MessageSujet: Hérésie   Ven 8 Aoû 2008 - 7:37

Un messager vient apporter une lettre à Monseigneur Gedeon.

Citation :

Monseigneur,

Je me permets de vous rapporter des paroles qui ont été prononcée sur la gargotte bourguignonne concernant l'hérésie.

Citation :

Certains écrits méritent d'être portés à la connaissance de tous....surtout quand ils émanent de ceux qui utilisent l'inquisition dans ce domaine

Citation :

Qu’est-ce que l’hérésie ?

Selon le droit canon, est considéré comme hérésie le rejet de tout où partie du dogme aristotélicien.

En quoi ce crime est-il restrictif des libertés ?

Ce crime vient en limite du droit d’expression puisqu’il suppose que l’aristotélisme est une religion dont il serait interdit de discuter, contrairement aux autres cultes.
Certes, on pourra objecter que cela est normal puisque l’aristotélisme est la religion officielle du royaume et qu’il n’appartient pas à un simple fidèle d’en discuter.
Il est donc interdit de s’exprimer librement sur la religion officielle.
Admettons ce principe.

Comment l’interdiction d’exprimer librement sur la religion aristotélicienne est en soi hérétique ?

En effet, si on suppose que l’on ne peut critiquer la religion officielle car cela s’appelle hérésie, alors on en vient à nier que l’homme fut créé libre par Dieu, puisqu’il serait privé de la liberté de s’exprimer, donc de penser en matière de religion.
Cela veut donc dire que, soit l’homme ne peut jamais pécher car, sans liberté, il ne peut pas penser librement donc ne peut pas dévier de la ligne fixée par Dieu (alors le crime d’hérésie est inutile), soit il peut errer en esprit, mais alors, cela supposerait que c’est Dieu qui commande cette errance, est le chef des sept princes démons et qu’il est le créateur du mal, ce qui est hérétique.
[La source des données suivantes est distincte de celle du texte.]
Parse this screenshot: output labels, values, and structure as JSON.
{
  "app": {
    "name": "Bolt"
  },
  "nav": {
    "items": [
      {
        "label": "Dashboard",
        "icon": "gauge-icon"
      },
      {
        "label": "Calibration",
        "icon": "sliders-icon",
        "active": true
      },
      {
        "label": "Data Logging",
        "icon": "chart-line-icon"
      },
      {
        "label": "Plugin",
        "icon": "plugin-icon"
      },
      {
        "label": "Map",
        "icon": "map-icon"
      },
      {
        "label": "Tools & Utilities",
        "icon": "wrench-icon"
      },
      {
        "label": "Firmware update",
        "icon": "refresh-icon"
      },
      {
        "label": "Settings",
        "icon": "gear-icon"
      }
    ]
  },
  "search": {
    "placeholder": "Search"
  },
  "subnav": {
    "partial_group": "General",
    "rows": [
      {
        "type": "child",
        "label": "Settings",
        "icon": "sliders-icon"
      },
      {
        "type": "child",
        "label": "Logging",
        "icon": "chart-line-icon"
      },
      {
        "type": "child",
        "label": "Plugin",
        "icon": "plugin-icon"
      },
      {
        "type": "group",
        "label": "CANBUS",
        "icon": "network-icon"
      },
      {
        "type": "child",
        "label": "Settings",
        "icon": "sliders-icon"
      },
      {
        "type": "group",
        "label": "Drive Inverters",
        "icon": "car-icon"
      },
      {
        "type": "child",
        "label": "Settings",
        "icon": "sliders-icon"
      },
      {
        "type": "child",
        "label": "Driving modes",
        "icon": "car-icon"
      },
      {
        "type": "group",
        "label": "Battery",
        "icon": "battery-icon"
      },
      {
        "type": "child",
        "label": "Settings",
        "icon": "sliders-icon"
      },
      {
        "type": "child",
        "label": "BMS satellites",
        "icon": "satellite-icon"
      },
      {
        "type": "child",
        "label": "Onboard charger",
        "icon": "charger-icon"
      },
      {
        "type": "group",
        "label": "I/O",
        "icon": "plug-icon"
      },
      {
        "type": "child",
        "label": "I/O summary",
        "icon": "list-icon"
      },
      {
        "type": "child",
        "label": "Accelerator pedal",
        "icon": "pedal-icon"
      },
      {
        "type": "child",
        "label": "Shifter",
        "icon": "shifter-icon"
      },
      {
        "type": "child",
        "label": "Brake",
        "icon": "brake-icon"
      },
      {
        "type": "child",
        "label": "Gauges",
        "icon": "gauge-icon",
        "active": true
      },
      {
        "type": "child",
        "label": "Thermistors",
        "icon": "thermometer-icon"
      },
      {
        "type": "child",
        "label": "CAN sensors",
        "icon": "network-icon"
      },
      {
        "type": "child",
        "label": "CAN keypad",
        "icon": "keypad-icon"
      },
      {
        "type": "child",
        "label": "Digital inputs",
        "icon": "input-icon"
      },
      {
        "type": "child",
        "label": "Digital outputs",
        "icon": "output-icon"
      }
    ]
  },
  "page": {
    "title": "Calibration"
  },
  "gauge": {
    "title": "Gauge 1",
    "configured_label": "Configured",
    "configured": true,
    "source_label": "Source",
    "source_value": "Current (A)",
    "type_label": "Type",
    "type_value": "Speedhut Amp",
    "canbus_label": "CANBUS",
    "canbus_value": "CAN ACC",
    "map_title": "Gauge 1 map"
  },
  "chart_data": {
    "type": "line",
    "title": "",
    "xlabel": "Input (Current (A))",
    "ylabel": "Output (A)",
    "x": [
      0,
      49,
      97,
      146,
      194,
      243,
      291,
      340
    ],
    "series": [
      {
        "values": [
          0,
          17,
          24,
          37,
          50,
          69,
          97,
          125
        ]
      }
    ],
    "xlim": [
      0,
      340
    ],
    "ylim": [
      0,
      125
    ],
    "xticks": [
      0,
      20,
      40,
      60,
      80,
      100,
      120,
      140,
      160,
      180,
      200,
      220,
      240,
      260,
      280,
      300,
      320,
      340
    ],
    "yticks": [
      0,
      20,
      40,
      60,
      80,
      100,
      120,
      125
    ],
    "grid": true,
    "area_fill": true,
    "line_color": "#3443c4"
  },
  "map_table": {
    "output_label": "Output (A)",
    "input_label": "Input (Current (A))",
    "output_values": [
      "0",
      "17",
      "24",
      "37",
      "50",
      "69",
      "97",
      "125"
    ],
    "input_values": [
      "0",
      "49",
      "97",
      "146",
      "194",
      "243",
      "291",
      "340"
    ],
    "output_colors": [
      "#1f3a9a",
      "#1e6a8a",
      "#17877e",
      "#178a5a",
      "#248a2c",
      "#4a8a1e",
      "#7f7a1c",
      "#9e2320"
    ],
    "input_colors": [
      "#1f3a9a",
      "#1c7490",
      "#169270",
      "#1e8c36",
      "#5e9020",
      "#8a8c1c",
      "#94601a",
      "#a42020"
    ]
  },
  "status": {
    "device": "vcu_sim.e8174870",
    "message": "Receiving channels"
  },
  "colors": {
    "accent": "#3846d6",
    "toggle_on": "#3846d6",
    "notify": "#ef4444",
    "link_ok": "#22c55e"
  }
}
En effet, ainsi que nous l’enseigne l’Eglise, Dieu est un être parfait.
En conséquence, on doit bien conclure à la liberté de l’homme, à la liberté de s’exprimer en matière de religion ; liberté qui lui vient de Dieu.

En quoi le crime d’hérésie nie cette liberté ?

En niant la liberté de discussion en matière religieuse, le crime d’hérésie vient donc en contradiction avec la volonté divine qui fut de doter l’homme d’un esprit entièrement libre de penser et fatalement de penser différemment de son enseignement.
Il est contraire à la pensée de St Thomas, saint aristotélicien qui affirmait que la liberté de conscience est absolue : pour lui, si un aristotélicien voit un conflit entre le dogme et sa conscience, il doit suivre sa conscience et non le dogme.
Le crime d’hérésie est donc en soi-même hérétique, puisqu’il qu’il nie un des droits donnés par Dieu aux hommes.

En quoi l’Eglise fait preuve de cynisme sur la question ?

Ne pouvant nier cette liberté, elle prend bien soin de ne pas condamner elle-même l’homme supposé hérétique, mais de le faire faire par le bras séculier ; or, se faisant, elle définit le crime d’hérésie comme un crime politique et non plus religieux.
Ainsi, ce n’est pas l’Eglise qui condamne, mais l’Etat, ainsi discuter librement religion devient non plus un crime religieux, mais un crime politique.

En qui cette notion de crime politique est-elle dangereuse ?

Cette notion est dangereuse parce qu’elle fait d’une question religieuse, une question politique et place le roi sous sa dépendance, car tout roi sera jugé bon ou mauvais par elle en fonction de sa capacité à faire appliquer ou non ce crime.
C’est oublier que le roi n’est pas le roi d’une religion, même reconnue par lui officielle, mais le roi d’un peuple, porté au trône en raison de l’acclamation populaire qui précède le sacre.

Comment se libérer de cette menace ?

Cette situation, porteuse, en germe, d’un possible conflit entre l’autorité royale et l’autorité de l’Eglise quant-à savoir qui doit imposer ses vues à l’autre peut être évitée de deux façons :
- soit le crime d’hérésie redevient un crime exclusivement religieux ne pouvant être condamné que par un tribunal religieux
- soit, la suppression du crime d’hérésie s’impose tant par son caractère hérétique en soi (il nie la liberté que Dieu a donné aux hommes de penser) que par ses implications politiques qui font du roi l’inférieur de l’Eglise.

On voit que la deuxième solution serait la plus sage.

Mais, me direz-vous, peut-on laisser les hommes ignorer les voix de Dieu ?

Absolument pas ; Dieu, dans sa sagesse, a voulu l’homme capable de raisonner librement, car il ne veut pas d' esclaves comme fidèles, mais des hommes conscients par la raison, de l’intérêt de son message.
C’est pourquoi, il recommande non par d’user de crime, mais d’user de persuasion : Dieu ne veut pas la mort du pécheur, mais qu'il se convertisse.
D’où le rôle des prédicateurs ; on peut même avancer que partout où se trouve un mauvais prédicateur, l’errance pullule.

On peut donc affirmer, en conclusion que :
- c’est le devoir moral de chaque individu de chercher la vérité et de vivre en conséquence; s’il ne le fait pas, c’est à Dieu, lors du Jugement dernier qu’il aura à rendre des comptes, non aux hommes, car il n’appartient pas aux hommes de se substituer à la justice de Dieu.
- Le crime d’hérésie est non fondé et doit disparaître.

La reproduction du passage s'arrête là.